Synthèse de la réunion :
L’intelligence artificielle (IA), un sujet structurant, pas accessoire
En ouverture de ce groupe de travail, une présentation générale du Conseil national du numérique intitulée « Qu’est-ce que l’IA ? De quoi parle-t-on ? » a permis de poser les termes du débat, sans toutefois aborder concrètement les travaux engagés par la DGAFP qui devront faire l’objet d’une future réunion.
La CFDT a profité de cette première rencontre pour affirmer clairement sa position : non, les syndicats ne sont pas rétifs à l’intelligence artificielle. Non, la CFDT ne fait pas barrage à l’innovation. Mais elle exige un déploiement régulé, éthique, et centré sur le progrès partagé.
Des enjeux multiples : travail, éthique, égalité, environnement
Les échanges ont permis d’identifier les nombreuses thématiques impactées par les systèmes d’intelligence artificielle (SIA) dans la fonction publique : évolution des métiers, transformation des conditions de travail, sécurité des données, environnement, souveraineté technologique, respect des droits des agents et bien sûr, égalité professionnelle.
Dans sa déclaration, la CFDT a alerté sur les effets de bord d’une transformation numérique insuffisamment régulée.

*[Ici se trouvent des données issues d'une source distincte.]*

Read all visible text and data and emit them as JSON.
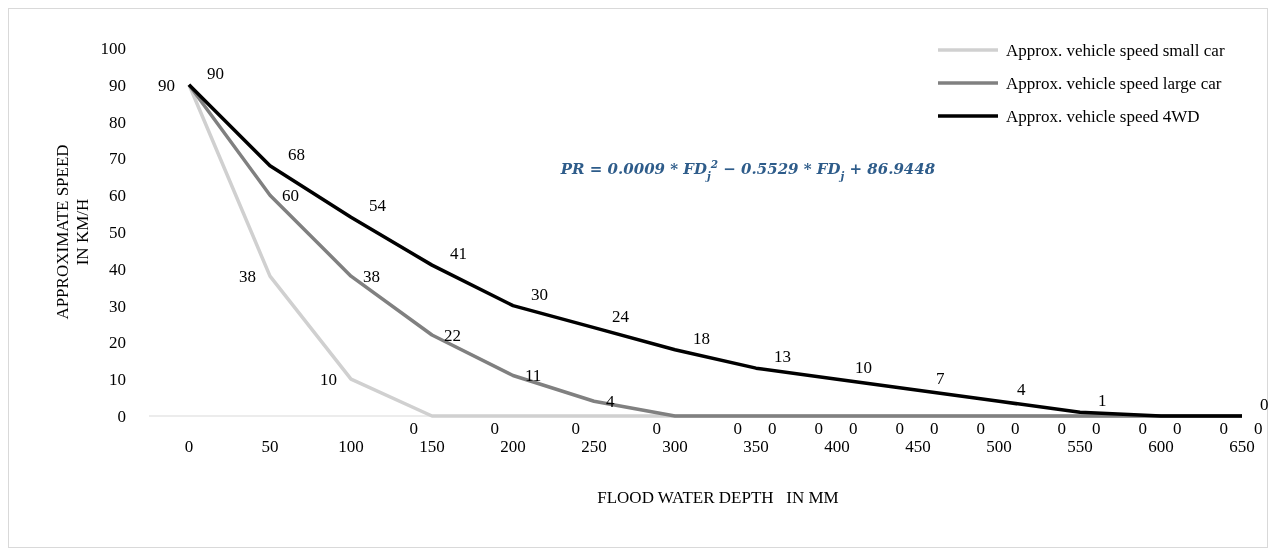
{
  "chart_data": {
    "type": "line",
    "xlabel": "FLOOD WATER DEPTH   IN MM",
    "ylabel": "APPROXIMATE SPEED IN KM/H",
    "categories": [
      "0",
      "50",
      "100",
      "150",
      "200",
      "250",
      "300",
      "350",
      "400",
      "450",
      "500",
      "550",
      "600",
      "650"
    ],
    "ylim": [
      0,
      100
    ],
    "yticks": [
      0,
      10,
      20,
      30,
      40,
      50,
      60,
      70,
      80,
      90,
      100
    ],
    "grid": false,
    "legend": "top right",
    "marker": "none",
    "line_style": "solid",
    "data_labels": true,
    "series": [
      {
        "name": "Approx. vehicle speed small car",
        "color": "#d0d0d0",
        "values": [
          90,
          38,
          10,
          0,
          0,
          0,
          0,
          0,
          0,
          0,
          0,
          0,
          0,
          0
        ],
        "value_labels": [
          "90",
          "38",
          "10",
          "0",
          "0",
          "0",
          "0",
          "0",
          "0",
          "0",
          "0",
          "0",
          "0",
          "0"
        ]
      },
      {
        "name": "Approx. vehicle speed large car",
        "color": "#808080",
        "values": [
          90,
          60,
          38,
          22,
          11,
          4,
          0,
          0,
          0,
          0,
          0,
          0,
          0,
          0
        ],
        "value_labels": [
          null,
          "60",
          "38",
          "22",
          "11",
          "4",
          null,
          "0",
          "0",
          "0",
          "0",
          "0",
          "0",
          "0"
        ]
      },
      {
        "name": "Approx. vehicle speed 4WD",
        "color": "#000000",
        "values": [
          90,
          68,
          54,
          41,
          30,
          24,
          18,
          13,
          10,
          7,
          4,
          1,
          0,
          0
        ],
        "value_labels": [
          "90",
          "68",
          "54",
          "41",
          "30",
          "24",
          "18",
          "13",
          "10",
          "7",
          "4",
          "1",
          null,
          "0"
        ]
      }
    ],
    "annotations": [
      "PR = 0.0009 * FD$_{j}$$^{2}$ − 0.5529 * FD$_{j}$ + 86.9448"
    ]
  }
}
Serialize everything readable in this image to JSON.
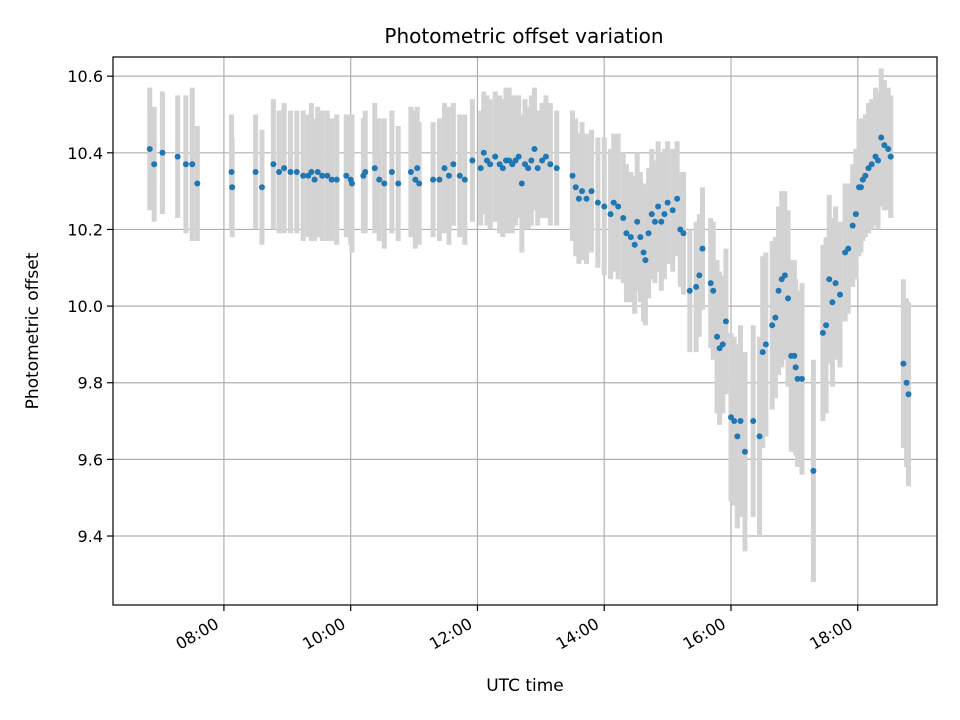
{
  "chart_data": {
    "type": "scatter",
    "title": "Photometric offset variation",
    "xlabel": "UTC time",
    "ylabel": "Photometric offset",
    "x_tick_labels": [
      "08:00",
      "10:00",
      "12:00",
      "14:00",
      "16:00",
      "18:00"
    ],
    "x_tick_hours": [
      8,
      10,
      12,
      14,
      16,
      18
    ],
    "y_ticks": [
      9.4,
      9.6,
      9.8,
      10.0,
      10.2,
      10.4,
      10.6
    ],
    "y_tick_labels": [
      "9.4",
      "9.6",
      "9.8",
      "10.0",
      "10.2",
      "10.4",
      "10.6"
    ],
    "xlim_hours": [
      6.25,
      19.25
    ],
    "ylim": [
      9.22,
      10.65
    ],
    "grid": true,
    "point_color": "#1f77b4",
    "errorbar_color": "#d3d3d3",
    "points": [
      [
        6.83,
        10.41,
        0.16
      ],
      [
        6.9,
        10.37,
        0.15
      ],
      [
        7.03,
        10.4,
        0.16
      ],
      [
        7.27,
        10.39,
        0.16
      ],
      [
        7.4,
        10.37,
        0.18
      ],
      [
        7.5,
        10.37,
        0.2
      ],
      [
        7.58,
        10.32,
        0.15
      ],
      [
        8.12,
        10.35,
        0.15
      ],
      [
        8.13,
        10.31,
        0.13
      ],
      [
        8.5,
        10.35,
        0.15
      ],
      [
        8.6,
        10.31,
        0.15
      ],
      [
        8.78,
        10.37,
        0.17
      ],
      [
        8.87,
        10.35,
        0.16
      ],
      [
        8.95,
        10.36,
        0.17
      ],
      [
        9.05,
        10.35,
        0.16
      ],
      [
        9.15,
        10.35,
        0.16
      ],
      [
        9.25,
        10.34,
        0.17
      ],
      [
        9.33,
        10.34,
        0.16
      ],
      [
        9.38,
        10.35,
        0.18
      ],
      [
        9.43,
        10.33,
        0.16
      ],
      [
        9.48,
        10.35,
        0.17
      ],
      [
        9.55,
        10.34,
        0.17
      ],
      [
        9.63,
        10.34,
        0.17
      ],
      [
        9.7,
        10.33,
        0.16
      ],
      [
        9.78,
        10.33,
        0.17
      ],
      [
        9.93,
        10.34,
        0.16
      ],
      [
        10.0,
        10.33,
        0.17
      ],
      [
        10.02,
        10.32,
        0.18
      ],
      [
        10.2,
        10.34,
        0.15
      ],
      [
        10.23,
        10.35,
        0.16
      ],
      [
        10.38,
        10.36,
        0.17
      ],
      [
        10.45,
        10.33,
        0.16
      ],
      [
        10.53,
        10.32,
        0.17
      ],
      [
        10.65,
        10.35,
        0.16
      ],
      [
        10.75,
        10.32,
        0.15
      ],
      [
        10.95,
        10.35,
        0.17
      ],
      [
        11.02,
        10.33,
        0.18
      ],
      [
        11.05,
        10.36,
        0.16
      ],
      [
        11.08,
        10.32,
        0.16
      ],
      [
        11.3,
        10.33,
        0.15
      ],
      [
        11.4,
        10.33,
        0.16
      ],
      [
        11.48,
        10.36,
        0.17
      ],
      [
        11.55,
        10.34,
        0.18
      ],
      [
        11.62,
        10.37,
        0.16
      ],
      [
        11.72,
        10.34,
        0.16
      ],
      [
        11.8,
        10.33,
        0.17
      ],
      [
        11.92,
        10.38,
        0.16
      ],
      [
        12.05,
        10.36,
        0.15
      ],
      [
        12.1,
        10.4,
        0.16
      ],
      [
        12.15,
        10.38,
        0.17
      ],
      [
        12.2,
        10.37,
        0.17
      ],
      [
        12.28,
        10.39,
        0.17
      ],
      [
        12.35,
        10.37,
        0.18
      ],
      [
        12.4,
        10.36,
        0.18
      ],
      [
        12.45,
        10.38,
        0.19
      ],
      [
        12.5,
        10.38,
        0.19
      ],
      [
        12.55,
        10.37,
        0.18
      ],
      [
        12.6,
        10.38,
        0.17
      ],
      [
        12.65,
        10.39,
        0.16
      ],
      [
        12.7,
        10.32,
        0.18
      ],
      [
        12.75,
        10.37,
        0.17
      ],
      [
        12.8,
        10.36,
        0.16
      ],
      [
        12.85,
        10.38,
        0.17
      ],
      [
        12.9,
        10.41,
        0.16
      ],
      [
        12.95,
        10.36,
        0.15
      ],
      [
        13.02,
        10.38,
        0.15
      ],
      [
        13.08,
        10.39,
        0.16
      ],
      [
        13.15,
        10.37,
        0.16
      ],
      [
        13.25,
        10.36,
        0.15
      ],
      [
        13.5,
        10.34,
        0.17
      ],
      [
        13.55,
        10.31,
        0.18
      ],
      [
        13.6,
        10.28,
        0.17
      ],
      [
        13.65,
        10.3,
        0.18
      ],
      [
        13.72,
        10.28,
        0.17
      ],
      [
        13.8,
        10.3,
        0.16
      ],
      [
        13.9,
        10.27,
        0.17
      ],
      [
        14.0,
        10.26,
        0.18
      ],
      [
        14.1,
        10.24,
        0.17
      ],
      [
        14.15,
        10.27,
        0.18
      ],
      [
        14.22,
        10.26,
        0.19
      ],
      [
        14.3,
        10.23,
        0.17
      ],
      [
        14.35,
        10.19,
        0.18
      ],
      [
        14.42,
        10.18,
        0.17
      ],
      [
        14.48,
        10.16,
        0.18
      ],
      [
        14.52,
        10.22,
        0.18
      ],
      [
        14.57,
        10.18,
        0.17
      ],
      [
        14.62,
        10.14,
        0.18
      ],
      [
        14.65,
        10.12,
        0.17
      ],
      [
        14.7,
        10.19,
        0.17
      ],
      [
        14.75,
        10.24,
        0.17
      ],
      [
        14.8,
        10.22,
        0.16
      ],
      [
        14.85,
        10.26,
        0.17
      ],
      [
        14.9,
        10.22,
        0.18
      ],
      [
        14.95,
        10.24,
        0.17
      ],
      [
        15.0,
        10.27,
        0.16
      ],
      [
        15.08,
        10.25,
        0.16
      ],
      [
        15.15,
        10.28,
        0.15
      ],
      [
        15.2,
        10.2,
        0.15
      ],
      [
        15.25,
        10.19,
        0.16
      ],
      [
        15.35,
        10.04,
        0.16
      ],
      [
        15.45,
        10.05,
        0.17
      ],
      [
        15.5,
        10.08,
        0.16
      ],
      [
        15.55,
        10.15,
        0.16
      ],
      [
        15.68,
        10.06,
        0.17
      ],
      [
        15.72,
        10.04,
        0.18
      ],
      [
        15.78,
        9.92,
        0.2
      ],
      [
        15.82,
        9.89,
        0.2
      ],
      [
        15.87,
        9.9,
        0.18
      ],
      [
        15.92,
        9.96,
        0.19
      ],
      [
        16.0,
        9.71,
        0.22
      ],
      [
        16.05,
        9.7,
        0.22
      ],
      [
        16.1,
        9.66,
        0.24
      ],
      [
        16.15,
        9.7,
        0.25
      ],
      [
        16.22,
        9.62,
        0.26
      ],
      [
        16.35,
        9.7,
        0.25
      ],
      [
        16.45,
        9.66,
        0.26
      ],
      [
        16.5,
        9.88,
        0.25
      ],
      [
        16.55,
        9.9,
        0.24
      ],
      [
        16.65,
        9.95,
        0.22
      ],
      [
        16.7,
        9.97,
        0.21
      ],
      [
        16.75,
        10.04,
        0.22
      ],
      [
        16.8,
        10.07,
        0.23
      ],
      [
        16.85,
        10.08,
        0.22
      ],
      [
        16.9,
        10.02,
        0.23
      ],
      [
        16.95,
        9.87,
        0.25
      ],
      [
        17.0,
        9.87,
        0.25
      ],
      [
        17.02,
        9.84,
        0.23
      ],
      [
        17.05,
        9.81,
        0.23
      ],
      [
        17.12,
        9.81,
        0.25
      ],
      [
        17.3,
        9.57,
        0.29
      ],
      [
        17.45,
        9.93,
        0.23
      ],
      [
        17.5,
        9.95,
        0.23
      ],
      [
        17.55,
        10.07,
        0.22
      ],
      [
        17.6,
        10.01,
        0.22
      ],
      [
        17.65,
        10.06,
        0.2
      ],
      [
        17.72,
        10.03,
        0.19
      ],
      [
        17.8,
        10.14,
        0.18
      ],
      [
        17.85,
        10.15,
        0.17
      ],
      [
        17.92,
        10.21,
        0.16
      ],
      [
        17.97,
        10.24,
        0.17
      ],
      [
        18.02,
        10.31,
        0.18
      ],
      [
        18.05,
        10.31,
        0.17
      ],
      [
        18.08,
        10.33,
        0.16
      ],
      [
        18.12,
        10.34,
        0.16
      ],
      [
        18.17,
        10.36,
        0.17
      ],
      [
        18.22,
        10.37,
        0.17
      ],
      [
        18.28,
        10.39,
        0.18
      ],
      [
        18.32,
        10.38,
        0.18
      ],
      [
        18.37,
        10.44,
        0.18
      ],
      [
        18.42,
        10.42,
        0.17
      ],
      [
        18.48,
        10.41,
        0.16
      ],
      [
        18.52,
        10.39,
        0.16
      ],
      [
        18.72,
        9.85,
        0.22
      ],
      [
        18.77,
        9.8,
        0.22
      ],
      [
        18.8,
        9.77,
        0.24
      ]
    ]
  }
}
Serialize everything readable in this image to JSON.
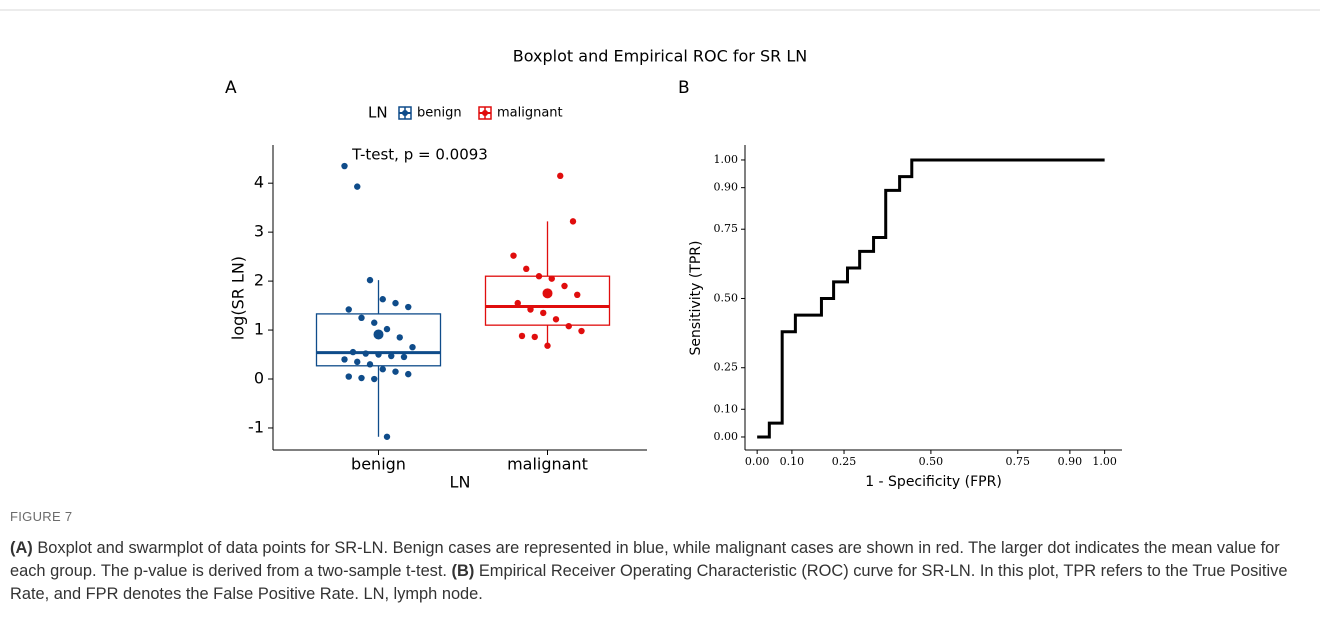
{
  "title": "Boxplot and Empirical ROC for SR LN",
  "chart_data": [
    {
      "type": "box",
      "panel": "A",
      "categories": [
        "benign",
        "malignant"
      ],
      "colors": [
        "#0f4c8a",
        "#e00d0d"
      ],
      "boxes": [
        {
          "whislo": -1.18,
          "q1": 0.27,
          "med": 0.54,
          "q3": 1.33,
          "whishi": 2.02,
          "mean": 0.91
        },
        {
          "whislo": 0.68,
          "q1": 1.1,
          "med": 1.48,
          "q3": 2.1,
          "whishi": 3.22,
          "mean": 1.75
        }
      ],
      "points": [
        [
          4.35,
          3.93,
          2.02,
          1.63,
          1.55,
          1.47,
          1.42,
          1.25,
          1.15,
          1.02,
          0.85,
          0.65,
          0.55,
          0.52,
          0.5,
          0.47,
          0.45,
          0.4,
          0.35,
          0.3,
          0.2,
          0.15,
          0.1,
          0.05,
          0.02,
          0.0,
          -1.18
        ],
        [
          4.15,
          3.22,
          2.52,
          2.25,
          2.1,
          2.05,
          1.9,
          1.72,
          1.55,
          1.42,
          1.35,
          1.22,
          1.08,
          0.98,
          0.88,
          0.86,
          0.68
        ]
      ],
      "legend_title": "LN",
      "annotation": "T-test, p = 0.0093",
      "xlabel": "LN",
      "ylabel": "log(SR LN)",
      "ylim": [
        -1.45,
        4.78
      ],
      "yticks": [
        -1,
        0,
        1,
        2,
        3,
        4
      ]
    },
    {
      "type": "line",
      "panel": "B",
      "color": "#000000",
      "x": [
        0,
        0.035,
        0.035,
        0.072,
        0.072,
        0.11,
        0.11,
        0.185,
        0.185,
        0.22,
        0.22,
        0.26,
        0.26,
        0.295,
        0.295,
        0.335,
        0.335,
        0.37,
        0.37,
        0.41,
        0.41,
        0.445,
        0.445,
        1
      ],
      "y": [
        0,
        0,
        0.05,
        0.05,
        0.38,
        0.38,
        0.44,
        0.44,
        0.5,
        0.5,
        0.56,
        0.56,
        0.61,
        0.61,
        0.67,
        0.67,
        0.72,
        0.72,
        0.89,
        0.89,
        0.94,
        0.94,
        1,
        1
      ],
      "xlabel": "1 - Specificity (FPR)",
      "ylabel": "Sensitivity (TPR)",
      "xlim": [
        -0.035,
        1.05
      ],
      "ylim": [
        -0.047,
        1.054
      ],
      "xticks": [
        {
          "value": 0,
          "label": "0.00"
        },
        {
          "value": 0.1,
          "label": "0.10"
        },
        {
          "value": 0.25,
          "label": "0.25"
        },
        {
          "value": 0.5,
          "label": "0.50"
        },
        {
          "value": 0.75,
          "label": "0.75"
        },
        {
          "value": 0.9,
          "label": "0.90"
        },
        {
          "value": 1,
          "label": "1.00"
        }
      ],
      "yticks": [
        {
          "value": 0,
          "label": "0.00"
        },
        {
          "value": 0.1,
          "label": "0.10"
        },
        {
          "value": 0.25,
          "label": "0.25"
        },
        {
          "value": 0.5,
          "label": "0.50"
        },
        {
          "value": 0.75,
          "label": "0.75"
        },
        {
          "value": 0.9,
          "label": "0.90"
        },
        {
          "value": 1,
          "label": "1.00"
        }
      ]
    }
  ],
  "caption": {
    "label": "FIGURE 7",
    "parts": [
      "(A)",
      " Boxplot and swarmplot of data points for SR-LN. Benign cases are represented in blue, while malignant cases are shown in red. The larger dot indicates the mean value for each group. The p-value is derived from a two-sample t-test. ",
      "(B)",
      " Empirical Receiver Operating Characteristic (ROC) curve for SR-LN. In this plot, TPR refers to the True Positive Rate, and FPR denotes the False Positive Rate. LN, lymph node."
    ]
  }
}
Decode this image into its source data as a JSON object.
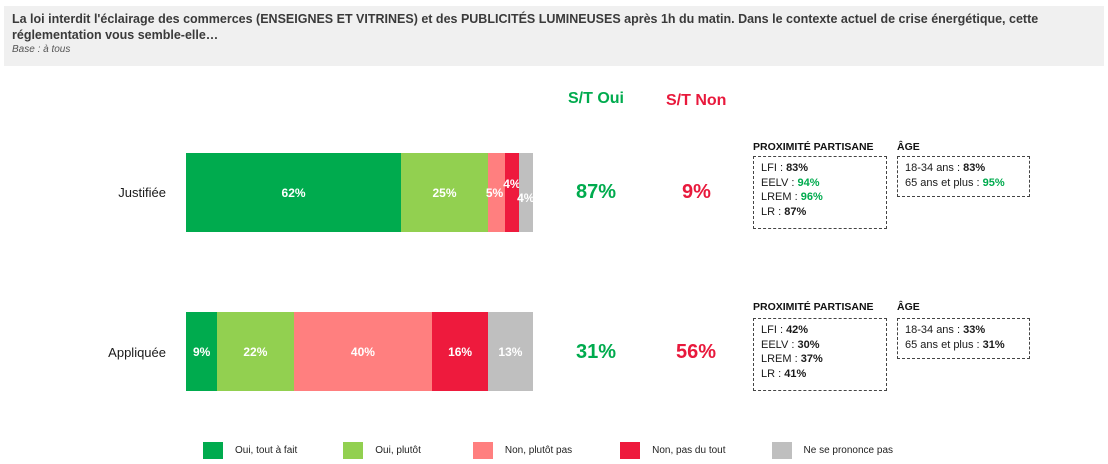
{
  "header": {
    "question": "La loi interdit l'éclairage des commerces (ENSEIGNES ET VITRINES) et des PUBLICITÉS LUMINEUSES après 1h du matin. Dans le contexte actuel de crise énergétique, cette réglementation vous semble-elle…",
    "base": "Base : à tous"
  },
  "columns": {
    "st_oui": "S/T Oui",
    "st_non": "S/T Non"
  },
  "colors": {
    "oui_tout_a_fait": "#00ab4e",
    "oui_plutot": "#92d050",
    "non_plutot_pas": "#ff7f7f",
    "non_pas_du_tout": "#ee1a3d",
    "nsp": "#bfbfbf",
    "st_oui": "#00ab4e",
    "st_non": "#e8193c"
  },
  "chart_data": {
    "type": "bar",
    "orientation": "horizontal-stacked-100",
    "title": "La loi interdit l'éclairage des commerces (ENSEIGNES ET VITRINES) et des PUBLICITÉS LUMINEUSES après 1h du matin. Dans le contexte actuel de crise énergétique, cette réglementation vous semble-elle…",
    "subtitle": "Base : à tous",
    "categories": [
      "Justifiée",
      "Appliquée"
    ],
    "series": [
      {
        "name": "Oui, tout à fait",
        "values": [
          62,
          9
        ],
        "labels": [
          "62%",
          "9%"
        ]
      },
      {
        "name": "Oui, plutôt",
        "values": [
          25,
          22
        ],
        "labels": [
          "25%",
          "22%"
        ]
      },
      {
        "name": "Non, plutôt pas",
        "values": [
          5,
          40
        ],
        "labels": [
          "5%",
          "40%"
        ]
      },
      {
        "name": "Non, pas du tout",
        "values": [
          4,
          16
        ],
        "labels": [
          "4%",
          "16%"
        ]
      },
      {
        "name": "Ne se prononce pas",
        "values": [
          4,
          13
        ],
        "labels": [
          "4%",
          "13%"
        ]
      }
    ],
    "totals": {
      "st_oui": [
        "87%",
        "31%"
      ],
      "st_non": [
        "9%",
        "56%"
      ]
    },
    "legend_position": "bottom",
    "xlim": [
      0,
      100
    ]
  },
  "rows": [
    {
      "label": "Justifiée",
      "st_oui": "87%",
      "st_non": "9%",
      "partisan_title": "PROXIMITÉ PARTISANE",
      "partisan": [
        {
          "name": "LFI : ",
          "value": "83%",
          "highlight": false
        },
        {
          "name": "EELV : ",
          "value": "94%",
          "highlight": true
        },
        {
          "name": "LREM : ",
          "value": "96%",
          "highlight": true
        },
        {
          "name": "LR : ",
          "value": "87%",
          "highlight": false
        }
      ],
      "age_title": "ÂGE",
      "age": [
        {
          "name": "18-34 ans : ",
          "value": "83%",
          "highlight": false
        },
        {
          "name": "65 ans et plus : ",
          "value": "95%",
          "highlight": true
        }
      ]
    },
    {
      "label": "Appliquée",
      "st_oui": "31%",
      "st_non": "56%",
      "partisan_title": "PROXIMITÉ PARTISANE",
      "partisan": [
        {
          "name": "LFI : ",
          "value": "42%",
          "highlight": false
        },
        {
          "name": "EELV : ",
          "value": "30%",
          "highlight": false
        },
        {
          "name": "LREM : ",
          "value": "37%",
          "highlight": false
        },
        {
          "name": "LR : ",
          "value": "41%",
          "highlight": false
        }
      ],
      "age_title": "ÂGE",
      "age": [
        {
          "name": "18-34 ans : ",
          "value": "33%",
          "highlight": false
        },
        {
          "name": "65 ans et plus : ",
          "value": "31%",
          "highlight": false
        }
      ]
    }
  ],
  "legend": [
    {
      "label": "Oui, tout à fait",
      "color": "#00ab4e"
    },
    {
      "label": "Oui, plutôt",
      "color": "#92d050"
    },
    {
      "label": "Non, plutôt pas",
      "color": "#ff7f7f"
    },
    {
      "label": "Non, pas du tout",
      "color": "#ee1a3d"
    },
    {
      "label": "Ne se prononce pas",
      "color": "#bfbfbf"
    }
  ]
}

Elle appelle à un accord-cadre sur l’IA publique et à la création d’un registre des outils d’IA dans les instances de dialogue social (CSA, CST, CSE), pour garantir la transparence et permettre un suivi rigoureux des projets.
L’égalité professionnelle : vigilance sur les angles morts du numérique
Sur le versant de l’égalité professionnelle, la CFDT a insisté sur les angles morts de la transformation numérique, en particulier dans la filière numérique. De nombreux travaux montrent que l’introduction de nouveaux outils, lorsqu’elle ignore les usages réels du travail et la sur-représentation des femmes dans les métiers du numérique invisibilisés (annotatrices ou « éleveuses de bot« ) peut aggraver les inégalités.
L’étude de Camille Girard à la Cour de cassation, évoquée en séance, a illustré ce risque d’invisibilisation des savoir-faire et des métiers genrés. Une vigilance forte est donc attendue dans la conduite des projets IA.
Une démarche à construire dans la durée
La CFDT a salué la tenue de ce groupe de travail, tout en regrettant qu’il n’ait pas été convoqué plus tôt, alors que les projets d’IA se développent depuis de nombreuses années dans les administrations. Elle a rappelé la nécessité d’une stratégie construite collectivement, s’appuyant sur les agents, leurs compétences, et sur un dialogue social sincère.
Elle a également souligné que l’IA n’est pas neutre écologiquement et qu’un équilibre doit être trouvé entre innovations utiles et impact environnemental. Enfin, elle a rappelé que l’attractivité de l’emploi public passe aussi par une politique salariale à la hauteur des enjeux, avec ou sans intelligence artificielle.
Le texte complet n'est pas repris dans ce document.